Mais de temps en temps, il est bon de remettre les pendules à l'heure.
Le ciel devient plus clair... l'atmosphère plus sereine...
Dans son journal du jeudi 28 février 2008, les Nouvelles ont sorti un
article sur Dumbéa dont la teneur est un tissu d'inexactitudes et la
tournure tendancieuse et peut-être même sanctionnable. J'ai bien sûr,
comme il se doit dans pareil cas, téléphoné au rédacteur en chef et à
la journaliste dans l'intention d'user de mon droit de réponse.
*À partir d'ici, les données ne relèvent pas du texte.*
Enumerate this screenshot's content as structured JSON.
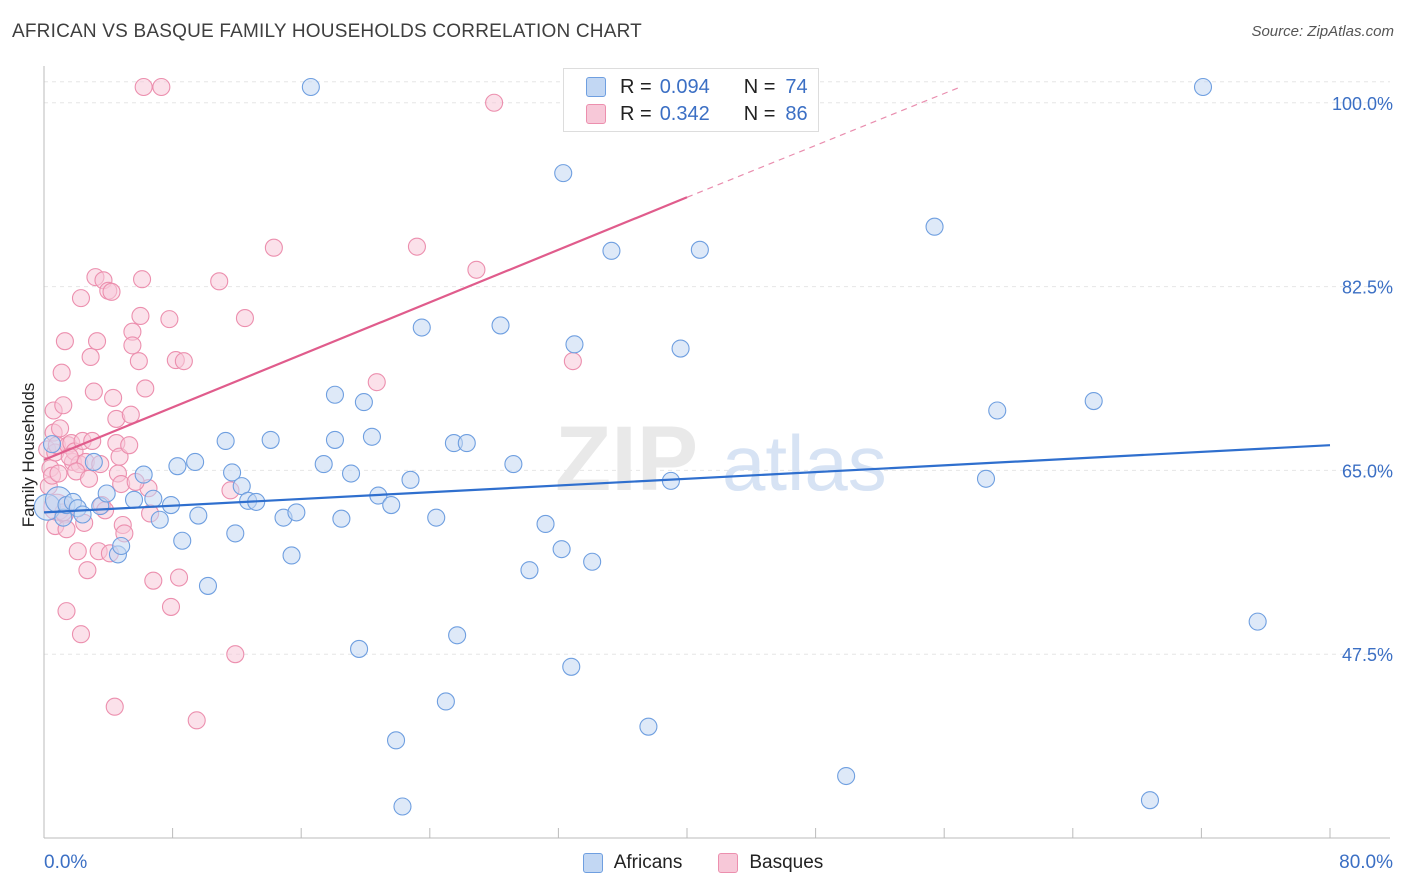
{
  "title": "AFRICAN VS BASQUE FAMILY HOUSEHOLDS CORRELATION CHART",
  "source": "Source: ZipAtlas.com",
  "watermark": {
    "zip": "ZIP",
    "atlas": "atlas"
  },
  "legend": {
    "rows": [
      {
        "r_label": "R =",
        "r_value": "0.094",
        "n_label": "N =",
        "n_value": "74"
      },
      {
        "r_label": "R =",
        "r_value": "0.342",
        "n_label": "N =",
        "n_value": "86"
      }
    ]
  },
  "colors": {
    "africans": "#6f9fe0",
    "africans_fill": "#c2d7f3",
    "africans_line": "#2f6fce",
    "basques": "#ec8fae",
    "basques_fill": "#f7c8d8",
    "basques_line": "#e05c8c",
    "axis_value": "#3b6fc4",
    "grid": "#e6e6e6"
  },
  "chart_data": {
    "type": "scatter",
    "title": "AFRICAN VS BASQUE FAMILY HOUSEHOLDS CORRELATION CHART",
    "xlabel": "",
    "ylabel": "Family Households",
    "xlim": [
      0,
      80
    ],
    "ylim": [
      30,
      103.5
    ],
    "x_tick_labels": [
      "0.0%",
      "80.0%"
    ],
    "y_ticks": [
      47.5,
      65.0,
      82.5,
      100.0
    ],
    "y_tick_labels": [
      "47.5%",
      "65.0%",
      "82.5%",
      "100.0%"
    ],
    "grid": "horizontal dashed",
    "legend_position": "bottom-center",
    "series": [
      {
        "name": "Africans",
        "r": 0.094,
        "n": 74,
        "trend": {
          "x0": 0,
          "y0": 61.0,
          "x1": 80,
          "y1": 67.4
        },
        "points": [
          [
            0.2,
            61.5
          ],
          [
            0.5,
            67.5
          ],
          [
            0.9,
            62.2
          ],
          [
            1.2,
            60.5
          ],
          [
            1.4,
            61.7
          ],
          [
            1.8,
            62.0
          ],
          [
            2.1,
            61.4
          ],
          [
            2.4,
            60.8
          ],
          [
            3.1,
            65.8
          ],
          [
            3.5,
            61.6
          ],
          [
            3.9,
            62.8
          ],
          [
            4.6,
            57.0
          ],
          [
            4.8,
            57.8
          ],
          [
            5.6,
            62.2
          ],
          [
            6.2,
            64.6
          ],
          [
            6.8,
            62.3
          ],
          [
            7.2,
            60.3
          ],
          [
            7.9,
            61.7
          ],
          [
            8.3,
            65.4
          ],
          [
            8.6,
            58.3
          ],
          [
            9.4,
            65.8
          ],
          [
            9.6,
            60.7
          ],
          [
            10.2,
            54.0
          ],
          [
            11.3,
            67.8
          ],
          [
            11.7,
            64.8
          ],
          [
            11.9,
            59.0
          ],
          [
            12.3,
            63.5
          ],
          [
            12.7,
            62.1
          ],
          [
            13.2,
            62.0
          ],
          [
            14.1,
            67.9
          ],
          [
            14.9,
            60.5
          ],
          [
            15.4,
            56.9
          ],
          [
            15.7,
            61.0
          ],
          [
            16.6,
            101.5
          ],
          [
            17.4,
            65.6
          ],
          [
            18.1,
            67.9
          ],
          [
            18.1,
            72.2
          ],
          [
            18.5,
            60.4
          ],
          [
            19.1,
            64.7
          ],
          [
            19.6,
            48.0
          ],
          [
            19.9,
            71.5
          ],
          [
            20.4,
            68.2
          ],
          [
            20.8,
            62.6
          ],
          [
            21.6,
            61.7
          ],
          [
            21.9,
            39.3
          ],
          [
            22.3,
            33.0
          ],
          [
            22.8,
            64.1
          ],
          [
            23.5,
            78.6
          ],
          [
            24.4,
            60.5
          ],
          [
            25.0,
            43.0
          ],
          [
            25.5,
            67.6
          ],
          [
            25.7,
            49.3
          ],
          [
            26.3,
            67.6
          ],
          [
            28.4,
            78.8
          ],
          [
            29.2,
            65.6
          ],
          [
            30.2,
            55.5
          ],
          [
            31.2,
            59.9
          ],
          [
            32.2,
            57.5
          ],
          [
            32.3,
            93.3
          ],
          [
            32.8,
            46.3
          ],
          [
            33.0,
            77.0
          ],
          [
            34.1,
            56.3
          ],
          [
            35.3,
            85.9
          ],
          [
            37.6,
            40.6
          ],
          [
            39.0,
            64.0
          ],
          [
            39.6,
            76.6
          ],
          [
            40.8,
            86.0
          ],
          [
            49.9,
            35.9
          ],
          [
            55.4,
            88.2
          ],
          [
            58.6,
            64.2
          ],
          [
            59.3,
            70.7
          ],
          [
            65.3,
            71.6
          ],
          [
            68.8,
            33.6
          ],
          [
            72.1,
            101.5
          ],
          [
            75.5,
            50.6
          ]
        ]
      },
      {
        "name": "Basques",
        "r": 0.342,
        "n": 86,
        "trend": {
          "x0": 0,
          "y0": 66.0,
          "x1": 40,
          "y1": 91.0,
          "dashed_to": {
            "x": 57,
            "y": 101.5
          }
        },
        "points": [
          [
            0.2,
            67.0
          ],
          [
            0.3,
            63.5
          ],
          [
            0.4,
            65.2
          ],
          [
            0.5,
            64.5
          ],
          [
            0.6,
            70.7
          ],
          [
            0.6,
            68.6
          ],
          [
            0.7,
            66.7
          ],
          [
            0.7,
            59.7
          ],
          [
            0.8,
            67.4
          ],
          [
            0.9,
            64.7
          ],
          [
            1.0,
            69.0
          ],
          [
            1.1,
            74.3
          ],
          [
            1.2,
            71.2
          ],
          [
            1.3,
            77.3
          ],
          [
            1.3,
            60.8
          ],
          [
            1.4,
            59.4
          ],
          [
            1.4,
            51.6
          ],
          [
            1.5,
            67.4
          ],
          [
            1.7,
            67.6
          ],
          [
            1.8,
            65.8
          ],
          [
            1.9,
            66.8
          ],
          [
            2.1,
            57.3
          ],
          [
            2.2,
            65.6
          ],
          [
            2.3,
            81.4
          ],
          [
            2.3,
            49.4
          ],
          [
            2.4,
            67.8
          ],
          [
            2.5,
            60.0
          ],
          [
            2.6,
            65.8
          ],
          [
            2.7,
            55.5
          ],
          [
            2.9,
            75.8
          ],
          [
            3.0,
            67.8
          ],
          [
            3.1,
            72.5
          ],
          [
            3.2,
            83.4
          ],
          [
            3.3,
            77.3
          ],
          [
            3.4,
            57.3
          ],
          [
            3.5,
            65.6
          ],
          [
            3.6,
            61.7
          ],
          [
            3.7,
            83.1
          ],
          [
            4.0,
            82.1
          ],
          [
            4.1,
            57.1
          ],
          [
            4.2,
            82.0
          ],
          [
            4.3,
            71.9
          ],
          [
            4.4,
            42.5
          ],
          [
            4.5,
            69.9
          ],
          [
            4.5,
            67.6
          ],
          [
            4.6,
            64.7
          ],
          [
            4.7,
            66.3
          ],
          [
            4.8,
            63.7
          ],
          [
            4.9,
            59.8
          ],
          [
            5.0,
            59.0
          ],
          [
            5.3,
            67.4
          ],
          [
            5.4,
            70.3
          ],
          [
            5.5,
            78.2
          ],
          [
            5.5,
            76.9
          ],
          [
            5.9,
            75.4
          ],
          [
            6.0,
            79.7
          ],
          [
            6.1,
            83.2
          ],
          [
            6.2,
            101.5
          ],
          [
            6.3,
            72.8
          ],
          [
            6.5,
            63.3
          ],
          [
            6.8,
            54.5
          ],
          [
            7.8,
            79.4
          ],
          [
            7.9,
            52.0
          ],
          [
            8.2,
            75.5
          ],
          [
            8.4,
            54.8
          ],
          [
            8.7,
            75.4
          ],
          [
            9.5,
            41.2
          ],
          [
            10.9,
            83.0
          ],
          [
            11.6,
            63.1
          ],
          [
            11.9,
            47.5
          ],
          [
            12.5,
            79.5
          ],
          [
            14.3,
            86.2
          ],
          [
            20.7,
            73.4
          ],
          [
            23.2,
            86.3
          ],
          [
            26.9,
            84.1
          ],
          [
            28.0,
            100.0
          ],
          [
            32.9,
            75.4
          ],
          [
            7.3,
            101.5
          ],
          [
            1.6,
            66.3
          ],
          [
            2.0,
            64.9
          ],
          [
            0.8,
            61.5
          ],
          [
            3.8,
            61.2
          ],
          [
            5.7,
            63.9
          ],
          [
            1.2,
            61.0
          ],
          [
            2.8,
            64.2
          ],
          [
            6.6,
            60.9
          ]
        ]
      }
    ]
  }
}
Mais
ces derniers m'ont rétorqué que ce droit était contestable puisque cet
article ne faisait que relater les propos des électeurs recueillis
dans les rues de Dumbéa. Autrement dit, quand les Nouvelles enquêtent
à Dumbéa, ils ne rencontrent que des mécontents.... Il n'y a pas
d'écoles à Dumbéa, pas de station d'épuration, pas d'infrastructures
sportives, pas de salles culturelles, pas de salle de musique, aucun
évènement digne de ce nom, pas même l'omelette géante... ils n'en ont
jamais entendu parlé ! Dumbéa se meurt... faute de projets et
d'infrastructures....
A côté de cela, la même journaliste a sorti un article sur le Mont
Dore le samedi 1er mars : Et là, comme par miracle, "TODO VA BENE", la
vie est belle et les habitants sont aux anges !!!! enfin, là, pas
question de relater le sentiment des électeurs rencontrés dans la rue.
L'article tait les choses qui fâchent.
Eh oui, dans ce
journal, 2 poids, 2 mesures !
J'ai donc décidé, à l'occasion de notre journée récréative du Parc
Fayard, de répondre publiquement à cet article au lieu de présenter à
la presse, comme prévu, le programme de notre liste.
Et
MIRACLE : MON
STRATAGÈME A MARCHE !
Le lundi 3 mars
j'avais enfin mon droit de réponse.
Oh ! bien sûr, un article à la sauce "Nouvelles", mais tout de même,
dans l'article de Catherine Lehe, j'y ai lu l'essentiel et je suis sûr
que les dumbéens sauront lire à travers les lignes et élaguer le côté
tendancieux de certaines phrases et l'inexactitude de certains faits.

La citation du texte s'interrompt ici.